Venice officials on Friday unveiled new rules for day-trippers, which take effect on January 16, 2023.
Tourists who choose not to stay overnight in hotels or other accommodations must register online for the day they plan to come and pay a fee.  These range from €3 to €10 ($3.15 to $10.50) per person, depending on whether you book in advance and if it’s peak season or the city is crowded.
Violators risk fines of up to 300 euros ($315) if they are stopped and cannot prove they booked and paid with a QR code.
About four-fifths of all tourists come to Venice just for the day.  In 2019, the last full year of tourism before the pandemic, about 19 million day-trippers visited Venice and provided only a fraction of the revenue of those who stayed at least one night.
Venice’s tourism commissioner rejected any suggestion that the measure would seek to limit the number of foreigners coming to Italy’s most visited city.
“We will not talk about number cuts.  We are talking about incentives and disincentives,” Simone Venturini told a press conference in Venice.
The booking and billing approach was discussed a few years ago, but was put on hold during the pandemic.  Travel restrictions due to COVID-19 have driven tourism to Venice to almost disappear – and left Venetians with their city virtually to themselves for the first time in decades.
Mass tourism began in the mid-1960s. The number of visitors continued to rise, while the number of Venetians living in the city steadily declined, overwhelmed by congestion, the high cost of delivering food and other goods in Venice without cars and frequent floods that damage homes and businesses.
Since guests in hotels and guesthouses already pay accommodation tax, they are exempt from the obligation to book and charge.
With the new rule, Venice aims to “find that balance between (Venetian) residents and long-term and short-term visitors,” Venturini said, promising that the new system “will be simple for visitors” to manage.  He described Venice as the first city in the world to implement such a system for day visitors.
The tourism official hoped the fee and reservation requirement would “reduce friction between day visitors and residents”.  In the peak tourism system, tourists can outnumber residents 2 to 1 in the 5 square kilometer (2 sq mi) city.
Venice’s permanent population in the historic city numbers just over 50,000, a small fraction of what it was a few generations ago.

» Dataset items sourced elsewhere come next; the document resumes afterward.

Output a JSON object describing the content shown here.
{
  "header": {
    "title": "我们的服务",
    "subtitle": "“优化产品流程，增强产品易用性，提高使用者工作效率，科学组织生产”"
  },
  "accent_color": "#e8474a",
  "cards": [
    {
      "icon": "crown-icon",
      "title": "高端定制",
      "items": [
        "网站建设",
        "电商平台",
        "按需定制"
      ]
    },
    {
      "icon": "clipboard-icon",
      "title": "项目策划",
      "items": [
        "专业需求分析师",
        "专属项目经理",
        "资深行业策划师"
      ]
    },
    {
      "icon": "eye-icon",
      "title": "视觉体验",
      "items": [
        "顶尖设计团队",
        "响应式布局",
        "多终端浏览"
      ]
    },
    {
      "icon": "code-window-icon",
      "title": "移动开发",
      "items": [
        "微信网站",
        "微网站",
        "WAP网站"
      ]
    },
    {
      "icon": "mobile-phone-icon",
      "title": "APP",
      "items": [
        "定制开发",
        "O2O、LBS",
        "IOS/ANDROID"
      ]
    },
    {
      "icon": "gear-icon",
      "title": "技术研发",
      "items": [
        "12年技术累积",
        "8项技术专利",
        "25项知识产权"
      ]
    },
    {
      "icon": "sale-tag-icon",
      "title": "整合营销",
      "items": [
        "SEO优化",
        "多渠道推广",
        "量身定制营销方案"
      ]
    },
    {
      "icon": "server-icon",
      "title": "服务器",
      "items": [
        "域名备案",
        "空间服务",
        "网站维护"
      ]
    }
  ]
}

Exemptions from day trip fees include children under 6, people with disabilities and those who own holiday apartments in Venice, provided they can prove they pay property taxes.
Cruise ships contribute to the hordes of visitors that flood Venice’s maze of narrow streets, especially near St. Mark’s Square, when they disembark day trippers for a few hours.  These guests will also have to pay unless their cruise company pays them a set fee in Venice.